If an investor operates under knightian uncertainty, does that investor then have a Bayesian viewpoint on probability implicitly, and vice versa? Has this been answered or do I have a poor understanding of one of them?
You have a correct understanding. There is a subtle difference in that Knight effectively distinguishes uncertainty from chance. It could be argued that there is no such thing as chance in the Bayesian posterior density. To understand why, imagine that you were holding a strictly fair coin and you were going to gamble with an unknown stranger who would flip the coin.
Upon doing some research on the stranger you discover it is either Mandrake the Magician who will always be capable of controlling which side comes up, or his brother Chuck the Clueless, his identical twin brother and who know nothing about tossing coins. The chance properties of the coin matter if Chuck tosses the coin, but there are no chance properties if Mandrake does. In the absence of a mistake by Mandrake, the outcome is known. If Mandrake can make mistakes, that still isn't chance, but an incorrect application of policy.
The Bayesian posterior predictive distribution integrates out the uncertainty leaving only chance effects, but unlike Knightian uncertainty, there is no uncertainty remaining at all because the true value of the parameter is no longer a determinant of the decision process.

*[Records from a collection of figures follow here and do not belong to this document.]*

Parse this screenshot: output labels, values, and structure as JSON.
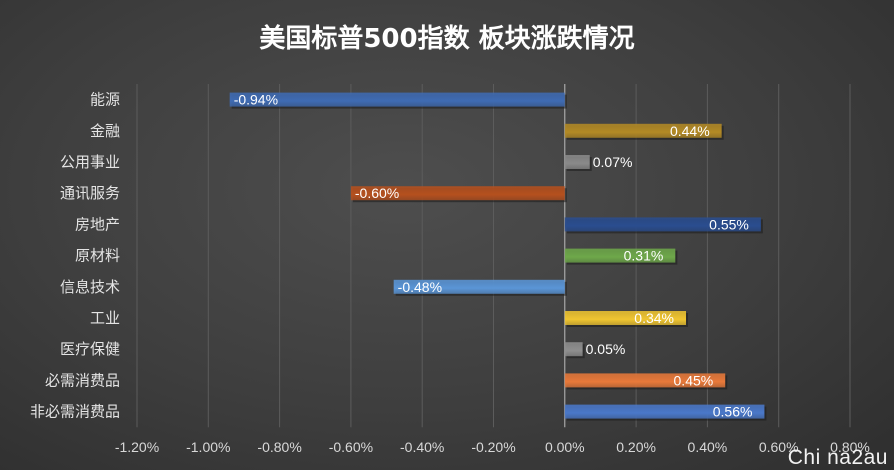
{
  "chart_data": {
    "type": "bar",
    "orientation": "horizontal",
    "title": "美国标普500指数 板块涨跌情况",
    "categories": [
      "能源",
      "金融",
      "公用事业",
      "通讯服务",
      "房地产",
      "原材料",
      "信息技术",
      "工业",
      "医疗保健",
      "必需消费品",
      "非必需消费品"
    ],
    "values": [
      -0.94,
      0.44,
      0.07,
      -0.6,
      0.55,
      0.31,
      -0.48,
      0.34,
      0.05,
      0.45,
      0.56
    ],
    "value_labels": [
      "-0.94%",
      "0.44%",
      "0.07%",
      "-0.60%",
      "0.55%",
      "0.31%",
      "-0.48%",
      "0.34%",
      "0.05%",
      "0.45%",
      "0.56%"
    ],
    "colors": [
      "#3f6bb3",
      "#b38a25",
      "#8a8a8a",
      "#b5501e",
      "#2a4d8f",
      "#6ea84a",
      "#5a95d6",
      "#f0c531",
      "#8f8f8f",
      "#e8793a",
      "#4a78c9"
    ],
    "xlim": [
      -1.2,
      0.8
    ],
    "xticks": [
      -1.2,
      -1.0,
      -0.8,
      -0.6,
      -0.4,
      -0.2,
      0.0,
      0.2,
      0.4,
      0.6,
      0.8
    ],
    "xtick_labels": [
      "-1.20%",
      "-1.00%",
      "-0.80%",
      "-0.60%",
      "-0.40%",
      "-0.20%",
      "0.00%",
      "0.20%",
      "0.40%",
      "0.60%",
      "0.80%"
    ],
    "xlabel": "",
    "ylabel": "",
    "grid": true,
    "legend": "none"
  },
  "watermark": "Chi na2au"
}
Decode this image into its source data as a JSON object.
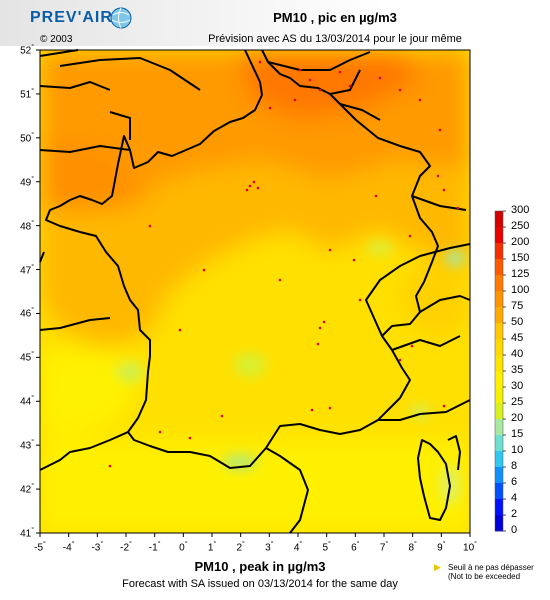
{
  "header": {
    "logo_text": "PREV'AIR",
    "copyright": "© 2003",
    "title": "PM10 , pic en µg/m3",
    "subtitle": "Prévision avec AS du 13/03/2014 pour le jour même"
  },
  "footer": {
    "title": "PM10 , peak in µg/m3",
    "subtitle": "Forecast with SA issued on 03/13/2014 for the same day"
  },
  "map": {
    "lat_labels": [
      "52",
      "51",
      "50",
      "49",
      "48",
      "47",
      "46",
      "45",
      "44",
      "43",
      "42",
      "41"
    ],
    "lon_labels": [
      "-5",
      "-4",
      "-3",
      "-2",
      "-1",
      "0",
      "1",
      "2",
      "3",
      "4",
      "5",
      "6",
      "7",
      "8",
      "9",
      "10"
    ],
    "degree_symbol": "°",
    "extent": {
      "lon_min": -5,
      "lon_max": 10,
      "lat_min": 41,
      "lat_max": 52
    }
  },
  "colorbar": {
    "ticks": [
      "300",
      "250",
      "200",
      "150",
      "125",
      "100",
      "75",
      "50",
      "45",
      "40",
      "35",
      "30",
      "25",
      "20",
      "15",
      "10",
      "8",
      "6",
      "4",
      "2",
      "0"
    ],
    "colors": [
      "#d40000",
      "#e60000",
      "#f53000",
      "#ff5a00",
      "#ff7a00",
      "#ff9400",
      "#ffaa00",
      "#ffc800",
      "#ffd800",
      "#ffe400",
      "#fff000",
      "#f4f000",
      "#d8f020",
      "#a8e8a0",
      "#6ee0d0",
      "#30c8f0",
      "#1090ff",
      "#0050ff",
      "#0010ff",
      "#0000d8"
    ]
  },
  "legend_note": {
    "line1": "Seuil à ne pas dépasser",
    "line2": "(Not to be exceeded"
  },
  "exceedance_color": "#e0002a"
}
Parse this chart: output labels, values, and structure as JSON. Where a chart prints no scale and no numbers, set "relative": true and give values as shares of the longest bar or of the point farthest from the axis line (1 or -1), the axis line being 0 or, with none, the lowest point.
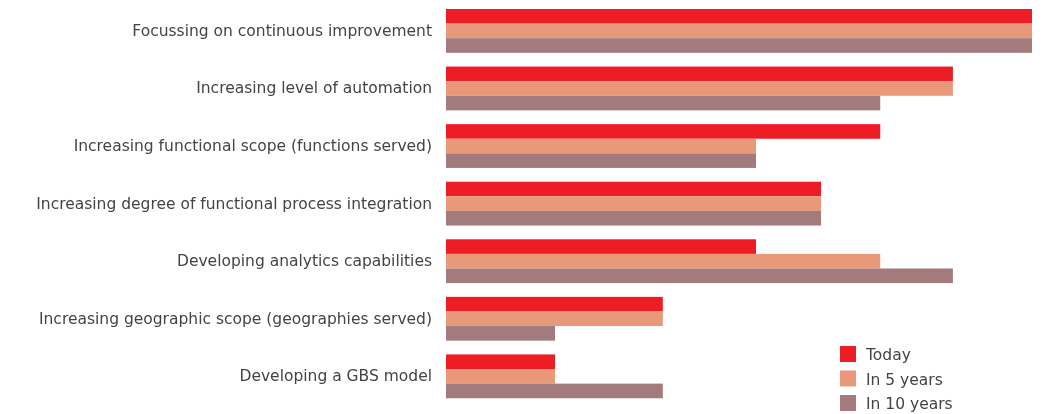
{
  "chart_data": {
    "type": "bar",
    "orientation": "horizontal",
    "relative": true,
    "legend": "bottom right",
    "categories": [
      "Focussing on continuous improvement",
      "Increasing level of automation",
      "Increasing functional scope (functions served)",
      "Increasing degree of functional process integration",
      "Developing analytics capabilities",
      "Increasing geographic scope (geographies served)",
      "Developing a GBS model"
    ],
    "series": [
      {
        "name": "Today",
        "color": "#ee1c25",
        "values": [
          1,
          0.865,
          0.741,
          0.64,
          0.529,
          0.37,
          0.186
        ]
      },
      {
        "name": "In 5 years",
        "color": "#e8997a",
        "values": [
          1,
          0.865,
          0.529,
          0.64,
          0.741,
          0.37,
          0.186
        ]
      },
      {
        "name": "In 10 years",
        "color": "#a47b7d",
        "values": [
          1,
          0.741,
          0.529,
          0.64,
          0.865,
          0.186,
          0.37
        ]
      }
    ]
  }
}
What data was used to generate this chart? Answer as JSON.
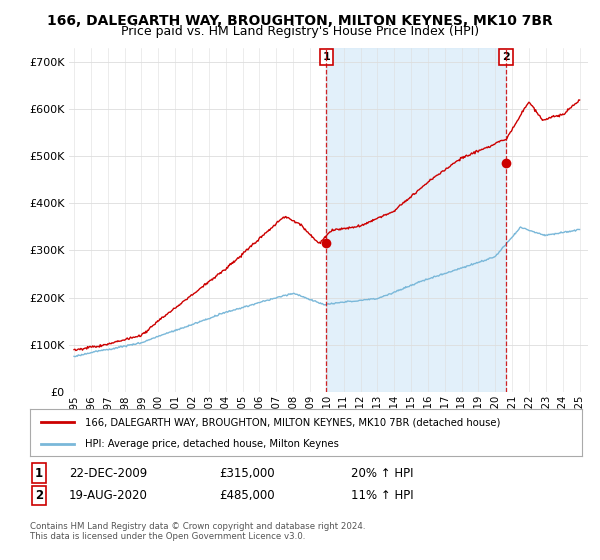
{
  "title_line1": "166, DALEGARTH WAY, BROUGHTON, MILTON KEYNES, MK10 7BR",
  "title_line2": "Price paid vs. HM Land Registry's House Price Index (HPI)",
  "title_fontsize": 10,
  "subtitle_fontsize": 9,
  "ytick_vals": [
    0,
    100000,
    200000,
    300000,
    400000,
    500000,
    600000,
    700000
  ],
  "ylim": [
    0,
    730000
  ],
  "xlim_start": 1994.7,
  "xlim_end": 2025.5,
  "xtick_years": [
    1995,
    1996,
    1997,
    1998,
    1999,
    2000,
    2001,
    2002,
    2003,
    2004,
    2005,
    2006,
    2007,
    2008,
    2009,
    2010,
    2011,
    2012,
    2013,
    2014,
    2015,
    2016,
    2017,
    2018,
    2019,
    2020,
    2021,
    2022,
    2023,
    2024,
    2025
  ],
  "hpi_color": "#7ab8d9",
  "price_color": "#cc0000",
  "fill_color": "#d6eaf8",
  "marker1_date": 2009.97,
  "marker1_price": 315000,
  "marker2_date": 2020.63,
  "marker2_price": 485000,
  "vline_color": "#cc0000",
  "legend_label1": "166, DALEGARTH WAY, BROUGHTON, MILTON KEYNES, MK10 7BR (detached house)",
  "legend_label2": "HPI: Average price, detached house, Milton Keynes",
  "annotation1_label": "1",
  "annotation1_price_display": "£315,000",
  "annotation1_hpi_change": "20% ↑ HPI",
  "annotation1_date_display": "22-DEC-2009",
  "annotation2_label": "2",
  "annotation2_price_display": "£485,000",
  "annotation2_hpi_change": "11% ↑ HPI",
  "annotation2_date_display": "19-AUG-2020",
  "footer": "Contains HM Land Registry data © Crown copyright and database right 2024.\nThis data is licensed under the Open Government Licence v3.0.",
  "background_color": "#ffffff",
  "grid_color": "#dddddd"
}
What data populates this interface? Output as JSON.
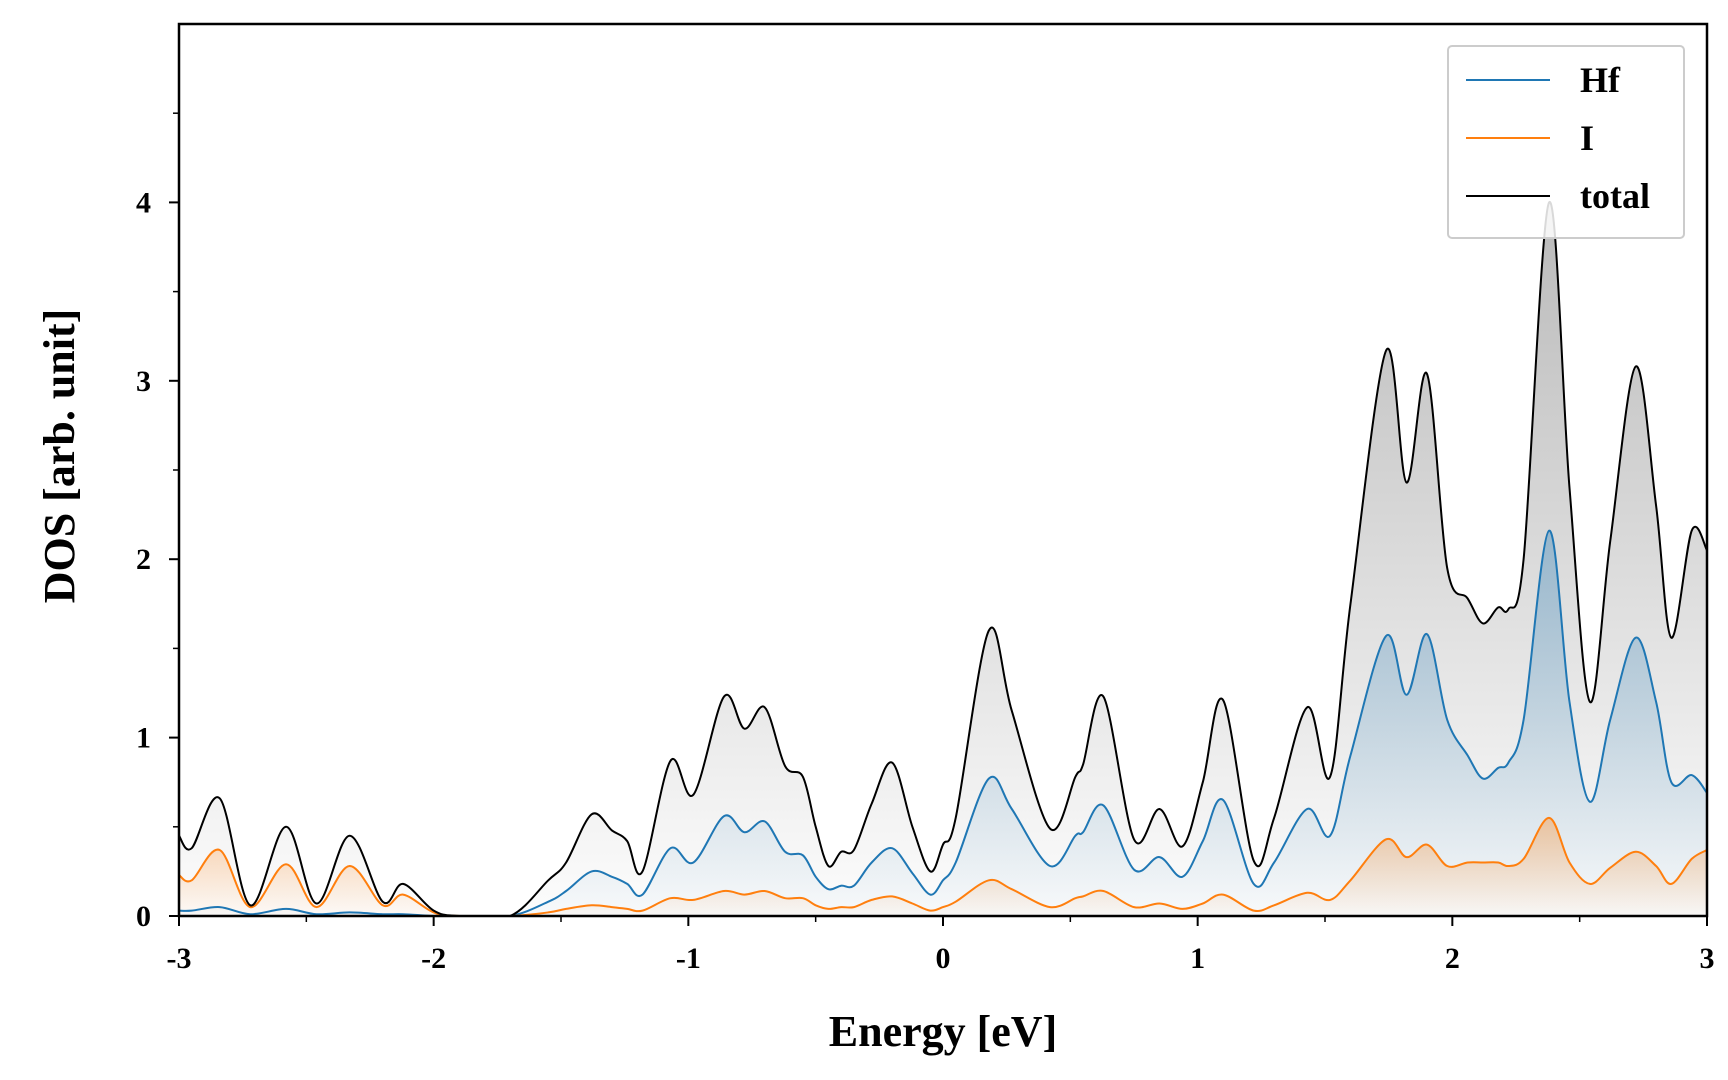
{
  "chart_data": {
    "type": "line",
    "title": "",
    "xlabel": "Energy [eV]",
    "ylabel": "DOS [arb. unit]",
    "xlim": [
      -3,
      3
    ],
    "ylim": [
      0,
      5
    ],
    "x_ticks": [
      -3,
      -2,
      -1,
      0,
      1,
      2,
      3
    ],
    "x_tick_labels": [
      "-3",
      "-2",
      "-1",
      "0",
      "1",
      "2",
      "3"
    ],
    "y_ticks": [
      0,
      1,
      2,
      3,
      4
    ],
    "y_tick_labels": [
      "0",
      "1",
      "2",
      "3",
      "4"
    ],
    "legend_position": "top-right",
    "x": [
      -3.0,
      -2.95,
      -2.84,
      -2.72,
      -2.58,
      -2.46,
      -2.33,
      -2.2,
      -2.12,
      -2.0,
      -1.9,
      -1.7,
      -1.55,
      -1.48,
      -1.38,
      -1.3,
      -1.24,
      -1.18,
      -1.07,
      -0.98,
      -0.86,
      -0.78,
      -0.7,
      -0.62,
      -0.55,
      -0.5,
      -0.45,
      -0.4,
      -0.35,
      -0.28,
      -0.2,
      -0.12,
      -0.05,
      0.0,
      0.05,
      0.18,
      0.27,
      0.42,
      0.52,
      0.55,
      0.63,
      0.75,
      0.85,
      0.94,
      1.02,
      1.1,
      1.22,
      1.3,
      1.43,
      1.52,
      1.6,
      1.74,
      1.82,
      1.9,
      1.98,
      2.06,
      2.12,
      2.18,
      2.22,
      2.28,
      2.38,
      2.46,
      2.54,
      2.62,
      2.72,
      2.8,
      2.86,
      2.94,
      3.0
    ],
    "series": [
      {
        "name": "Hf",
        "color": "#1f77b4",
        "fill": "#1f77b4",
        "values": [
          0.03,
          0.03,
          0.05,
          0.01,
          0.04,
          0.01,
          0.02,
          0.01,
          0.01,
          0.0,
          0.0,
          0.0,
          0.08,
          0.14,
          0.25,
          0.22,
          0.18,
          0.12,
          0.38,
          0.3,
          0.56,
          0.47,
          0.53,
          0.36,
          0.34,
          0.22,
          0.15,
          0.17,
          0.17,
          0.3,
          0.38,
          0.24,
          0.12,
          0.2,
          0.3,
          0.77,
          0.6,
          0.28,
          0.45,
          0.47,
          0.62,
          0.26,
          0.33,
          0.22,
          0.42,
          0.65,
          0.18,
          0.3,
          0.6,
          0.45,
          0.9,
          1.57,
          1.24,
          1.58,
          1.1,
          0.9,
          0.77,
          0.83,
          0.86,
          1.1,
          2.16,
          1.2,
          0.64,
          1.1,
          1.56,
          1.2,
          0.75,
          0.79,
          0.69
        ]
      },
      {
        "name": "I",
        "color": "#ff7f0e",
        "fill": "#ff7f0e",
        "values": [
          0.23,
          0.2,
          0.37,
          0.05,
          0.29,
          0.05,
          0.28,
          0.06,
          0.12,
          0.02,
          0.0,
          0.0,
          0.02,
          0.04,
          0.06,
          0.05,
          0.04,
          0.03,
          0.1,
          0.09,
          0.14,
          0.12,
          0.14,
          0.1,
          0.1,
          0.06,
          0.04,
          0.05,
          0.05,
          0.09,
          0.11,
          0.07,
          0.03,
          0.05,
          0.08,
          0.2,
          0.15,
          0.05,
          0.1,
          0.11,
          0.14,
          0.05,
          0.07,
          0.04,
          0.07,
          0.12,
          0.03,
          0.06,
          0.13,
          0.09,
          0.2,
          0.43,
          0.33,
          0.4,
          0.28,
          0.3,
          0.3,
          0.3,
          0.28,
          0.32,
          0.55,
          0.3,
          0.18,
          0.27,
          0.36,
          0.28,
          0.18,
          0.32,
          0.37
        ]
      },
      {
        "name": "total",
        "color": "#000000",
        "fill": "#808080",
        "values": [
          0.45,
          0.38,
          0.66,
          0.06,
          0.5,
          0.07,
          0.45,
          0.08,
          0.18,
          0.03,
          0.0,
          0.0,
          0.2,
          0.3,
          0.57,
          0.48,
          0.42,
          0.25,
          0.87,
          0.68,
          1.23,
          1.05,
          1.17,
          0.84,
          0.78,
          0.5,
          0.28,
          0.36,
          0.37,
          0.63,
          0.86,
          0.5,
          0.25,
          0.4,
          0.55,
          1.6,
          1.15,
          0.49,
          0.78,
          0.85,
          1.23,
          0.43,
          0.6,
          0.39,
          0.75,
          1.21,
          0.31,
          0.55,
          1.17,
          0.78,
          1.75,
          3.17,
          2.43,
          3.04,
          1.95,
          1.78,
          1.64,
          1.73,
          1.72,
          2.0,
          4.0,
          2.4,
          1.2,
          2.1,
          3.08,
          2.3,
          1.56,
          2.16,
          2.05
        ]
      }
    ]
  }
}
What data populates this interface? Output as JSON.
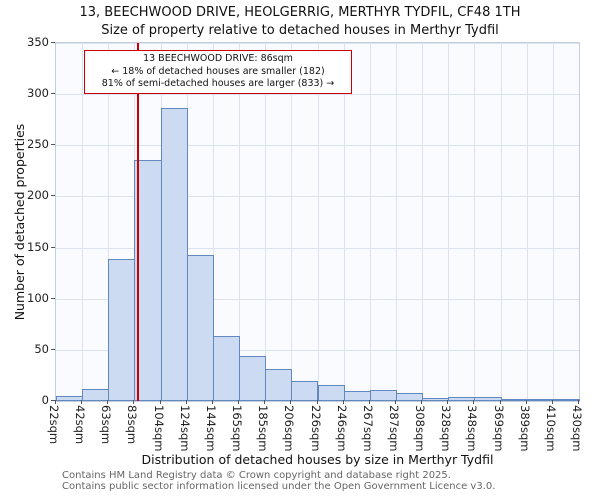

Now the problem with Knightian uncertainty is that I do not believe you can really operationalize it. I think you are either trapped with uncertainty or chance. I think you are either in the parameter space or the sample space. I don't think you get to be in both at the same time. I am not sure what it would mean to try and split them the way he does, except as a mental exercise. After all, Chuck might also be a magician, but he is purposefully behaving as if chance were the decider.